Due on February 1 but born on October 2, at 500g Sofia weighed as little as a loaf of bread and at 26cm, was no bigger than a human hand.

Mum Egija, from Airdrie, said: “Everything was fine at the 20-week scan. Then just over a week later, I felt pain so I went into hospital and was told that I was already dilated and had to go into labour.

“After ten days bed rest, our beloved daughter Sofia made an appearance. She arrived in the world with the biggest scream and was crying so much. We didn’t expect she would survive but that’s where our journey started.”

Sofia spent her first three months in an incubator with mum and dad spending hours each day by her side.

Baby Sofia was no bigger than the size of a human hand when she was born. (NHS Lanarkshire)

Egija said: “Sofia was literally the size of a hand, so fragile and small and her skin was see-through. I had to wait a week to hold her for the first time because she was so fragile. Once I was able to hold her, they couldn’t get her out of my hands.”

Sofia suffered from a number of health issues while in hospital, from a heart defect to stage one brain bleeds, to an eye disease, retinopathy of prematurity and numerous infections.

She had seven blood transfusions and respiratory distress symptoms as her lungs weren’t fully developed.

This led to her being ventilated to help her breathe and despite being at home, still has a tube attached to give her extra oxygen.

Egija continued: “I was at the hospital all the time. Some days as long as 16 hours, and my husband would come after work. I just didn’t want to leave her, especially on the many really tough days when we didn’t think Sofia would make it.

“We want to thank all the staff from maternity ward, newborn intensive care unit and special care baby unit at Wishaw and Glasgow Children’s Hospital. They have saved me and my little miracle. They have done so much for us and they will always be our family and forever in our hearts. We will miss them so much.

Proud parents Egija and Inars are delighted to finally take their daughter home. (NHS Lanarkshire)

“Some of the staff were surprised I was coming in every day with a smile on my face but I wanted to be strong for Sofia.
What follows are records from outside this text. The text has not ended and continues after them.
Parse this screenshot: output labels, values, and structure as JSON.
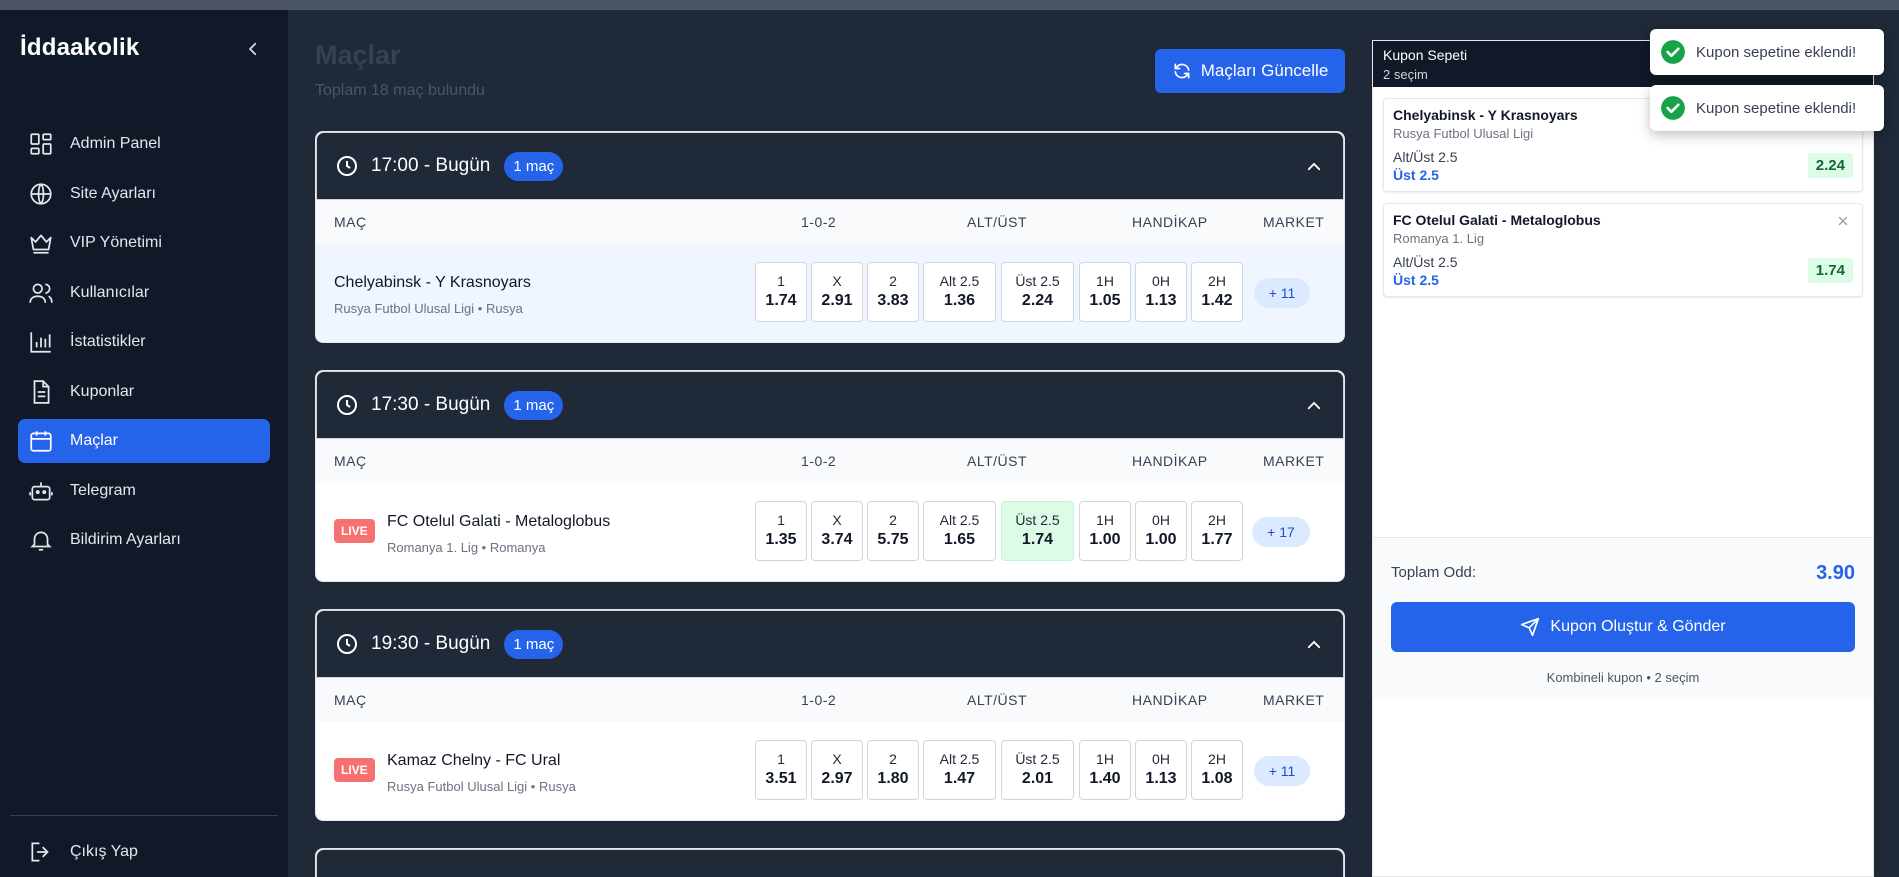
{
  "app": {
    "logo": "İddaakolik"
  },
  "sidebar": {
    "items": [
      {
        "label": "Admin Panel",
        "icon": "dashboard-icon",
        "active": false
      },
      {
        "label": "Site Ayarları",
        "icon": "globe-icon",
        "active": false
      },
      {
        "label": "VIP Yönetimi",
        "icon": "crown-icon",
        "active": false
      },
      {
        "label": "Kullanıcılar",
        "icon": "users-icon",
        "active": false
      },
      {
        "label": "İstatistikler",
        "icon": "chart-icon",
        "active": false
      },
      {
        "label": "Kuponlar",
        "icon": "document-icon",
        "active": false
      },
      {
        "label": "Maçlar",
        "icon": "calendar-icon",
        "active": true
      },
      {
        "label": "Telegram",
        "icon": "bot-icon",
        "active": false
      },
      {
        "label": "Bildirim Ayarları",
        "icon": "bell-icon",
        "active": false
      }
    ],
    "logout": "Çıkış Yap"
  },
  "main": {
    "title": "Maçlar",
    "subtitle": "Toplam 18 maç bulundu",
    "refresh_label": "Maçları Güncelle",
    "columns": {
      "match": "MAÇ",
      "result": "1-0-2",
      "overunder": "ALT/ÜST",
      "handicap": "HANDİKAP",
      "market": "MARKET"
    },
    "groups": [
      {
        "time": "17:00 - Bugün",
        "badge": "1 maç",
        "match": {
          "live": "",
          "name": "Chelyabinsk - Y Krasnoyars",
          "meta": "Rusya Futbol Ulusal Ligi • Rusya",
          "odds": [
            {
              "label": "1",
              "value": "1.74"
            },
            {
              "label": "X",
              "value": "2.91"
            },
            {
              "label": "2",
              "value": "3.83"
            },
            {
              "label": "Alt 2.5",
              "value": "1.36"
            },
            {
              "label": "Üst 2.5",
              "value": "2.24"
            },
            {
              "label": "1H",
              "value": "1.05"
            },
            {
              "label": "0H",
              "value": "1.13"
            },
            {
              "label": "2H",
              "value": "1.42"
            }
          ],
          "more": "+ 11"
        }
      },
      {
        "time": "17:30 - Bugün",
        "badge": "1 maç",
        "match": {
          "live": "LIVE",
          "name": "FC Otelul Galati - Metaloglobus",
          "meta": "Romanya 1. Lig • Romanya",
          "odds": [
            {
              "label": "1",
              "value": "1.35"
            },
            {
              "label": "X",
              "value": "3.74"
            },
            {
              "label": "2",
              "value": "5.75"
            },
            {
              "label": "Alt 2.5",
              "value": "1.65"
            },
            {
              "label": "Üst 2.5",
              "value": "1.74"
            },
            {
              "label": "1H",
              "value": "1.00"
            },
            {
              "label": "0H",
              "value": "1.00"
            },
            {
              "label": "2H",
              "value": "1.77"
            }
          ],
          "more": "+ 17"
        }
      },
      {
        "time": "19:30 - Bugün",
        "badge": "1 maç",
        "match": {
          "live": "LIVE",
          "name": "Kamaz Chelny - FC Ural",
          "meta": "Rusya Futbol Ulusal Ligi • Rusya",
          "odds": [
            {
              "label": "1",
              "value": "3.51"
            },
            {
              "label": "X",
              "value": "2.97"
            },
            {
              "label": "2",
              "value": "1.80"
            },
            {
              "label": "Alt 2.5",
              "value": "1.47"
            },
            {
              "label": "Üst 2.5",
              "value": "2.01"
            },
            {
              "label": "1H",
              "value": "1.40"
            },
            {
              "label": "0H",
              "value": "1.13"
            },
            {
              "label": "2H",
              "value": "1.08"
            }
          ],
          "more": "+ 11"
        }
      }
    ]
  },
  "coupon": {
    "title": "Kupon Sepeti",
    "subtitle": "2 seçim",
    "items": [
      {
        "match": "Chelyabinsk - Y Krasnoyars",
        "league": "Rusya Futbol Ulusal Ligi",
        "market": "Alt/Üst 2.5",
        "pick": "Üst 2.5",
        "odd": "2.24"
      },
      {
        "match": "FC Otelul Galati - Metaloglobus",
        "league": "Romanya 1. Lig",
        "market": "Alt/Üst 2.5",
        "pick": "Üst 2.5",
        "odd": "1.74"
      }
    ],
    "total_label": "Toplam Odd:",
    "total_value": "3.90",
    "submit_label": "Kupon Oluştur & Gönder",
    "note": "Kombineli kupon • 2 seçim"
  },
  "toasts": [
    "Kupon sepetine eklendi!",
    "Kupon sepetine eklendi!"
  ],
  "colors": {
    "accent": "#2563eb",
    "sidebar": "#111827",
    "success": "#16a34a",
    "live": "#f87171"
  }
}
I didn’t want her to see me cry and I never cried in front of her until she was strong enough to go into a cot. Then I had a good, happy cry.

“She was hooked up to lots of machines and she was ventilated for several weeks to help her breathe. First time they tried to get her to breathe on her own, she only lasted twenty minutes then her heart rate dropped and I felt like I was losing her but the medical and nursing staff were great. I nearly fainted I was so scared.
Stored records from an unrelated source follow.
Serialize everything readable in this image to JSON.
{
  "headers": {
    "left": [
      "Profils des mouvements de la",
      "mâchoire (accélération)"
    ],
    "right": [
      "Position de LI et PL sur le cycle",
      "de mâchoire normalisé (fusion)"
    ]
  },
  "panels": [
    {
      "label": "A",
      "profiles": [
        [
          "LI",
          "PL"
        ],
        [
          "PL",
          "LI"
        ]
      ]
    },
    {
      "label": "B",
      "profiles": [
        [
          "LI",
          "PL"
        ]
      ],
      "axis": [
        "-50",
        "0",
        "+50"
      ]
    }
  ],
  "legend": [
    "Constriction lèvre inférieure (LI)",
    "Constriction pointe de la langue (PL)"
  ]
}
“They kept trying every couple of weeks and on the sixth try she managed to stay off the ventilator. Then she didn’t react well after getting her immunisations and vaccines in the cot and was forgetting how to breathe so had to go back into the incubator a few weeks ago.”
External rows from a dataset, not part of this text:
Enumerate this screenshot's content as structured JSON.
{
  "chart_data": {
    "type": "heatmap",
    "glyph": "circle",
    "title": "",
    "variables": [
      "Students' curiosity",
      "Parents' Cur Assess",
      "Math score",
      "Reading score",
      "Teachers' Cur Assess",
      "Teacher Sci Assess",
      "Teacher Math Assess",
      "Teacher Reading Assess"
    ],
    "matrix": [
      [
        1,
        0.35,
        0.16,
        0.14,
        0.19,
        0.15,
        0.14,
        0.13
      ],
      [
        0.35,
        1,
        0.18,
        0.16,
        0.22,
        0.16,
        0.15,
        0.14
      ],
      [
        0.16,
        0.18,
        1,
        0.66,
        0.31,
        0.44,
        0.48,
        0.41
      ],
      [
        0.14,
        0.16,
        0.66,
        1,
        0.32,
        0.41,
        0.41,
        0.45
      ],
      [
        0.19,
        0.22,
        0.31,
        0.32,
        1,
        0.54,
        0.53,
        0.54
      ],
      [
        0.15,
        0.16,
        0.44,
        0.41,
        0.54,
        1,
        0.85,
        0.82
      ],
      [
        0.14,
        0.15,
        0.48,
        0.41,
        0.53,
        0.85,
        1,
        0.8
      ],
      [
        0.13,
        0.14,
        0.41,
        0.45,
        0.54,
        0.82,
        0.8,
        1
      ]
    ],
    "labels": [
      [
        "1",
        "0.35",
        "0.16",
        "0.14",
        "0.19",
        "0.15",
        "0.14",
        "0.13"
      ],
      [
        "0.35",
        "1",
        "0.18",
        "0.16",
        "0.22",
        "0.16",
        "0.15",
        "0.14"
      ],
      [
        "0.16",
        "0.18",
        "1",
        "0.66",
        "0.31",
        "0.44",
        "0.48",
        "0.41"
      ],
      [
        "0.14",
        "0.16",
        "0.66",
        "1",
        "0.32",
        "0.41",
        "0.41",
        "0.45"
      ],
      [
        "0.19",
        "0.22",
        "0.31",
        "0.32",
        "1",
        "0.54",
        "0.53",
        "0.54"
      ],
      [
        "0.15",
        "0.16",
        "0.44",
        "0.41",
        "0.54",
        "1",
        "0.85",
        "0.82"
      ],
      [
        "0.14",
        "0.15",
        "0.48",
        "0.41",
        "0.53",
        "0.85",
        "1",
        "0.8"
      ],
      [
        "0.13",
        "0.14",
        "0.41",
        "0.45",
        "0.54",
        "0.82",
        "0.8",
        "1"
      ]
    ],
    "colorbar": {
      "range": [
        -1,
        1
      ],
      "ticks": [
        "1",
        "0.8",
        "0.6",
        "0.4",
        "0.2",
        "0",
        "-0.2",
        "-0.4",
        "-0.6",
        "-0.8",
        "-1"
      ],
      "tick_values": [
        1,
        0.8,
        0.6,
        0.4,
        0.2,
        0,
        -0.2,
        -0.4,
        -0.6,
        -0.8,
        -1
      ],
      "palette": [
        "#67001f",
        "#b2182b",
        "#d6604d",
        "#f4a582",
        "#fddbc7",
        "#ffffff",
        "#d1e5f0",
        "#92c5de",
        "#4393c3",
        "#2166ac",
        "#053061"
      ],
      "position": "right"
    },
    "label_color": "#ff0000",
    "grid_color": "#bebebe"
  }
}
It was only during the last few weeks Sofia was strong enough to go in a cot as her weight and strength improved. Then it was finally time to go home.

Egija said: “Sofia has been doing great since we got home. She has the biggest and most beautiful smile on her face and is getting used to her new surroundings. We are all loving it, including my two dogs who are very curious at this new arrival.

Sofia will have a number of hospital checks during her first two years. (NHS Lanarkshire)

“She’s now four months old and I look at her and think she could still be in my tummy because of how small she is, even though she is now four times her birth weight.

“We have loads of follow up checks at the hospital for the first two years and she has to get check-ups at the lung clinic for three or four years but everything is moving in the right direction.

“To all other mummies going into such an early labour, there is hope. Never give up. I want to share this story as I can give hope to other mums who are expecting so early.”

Cheryl Clark, NHS Lanarkshire chief midwife, said: “Baby Sofia is such an inspiration and we are so happy she is now home with her family.

“On behalf of all the staff who have been involved in her care, I would like to wish Sofia and her parents all the best for their future together.”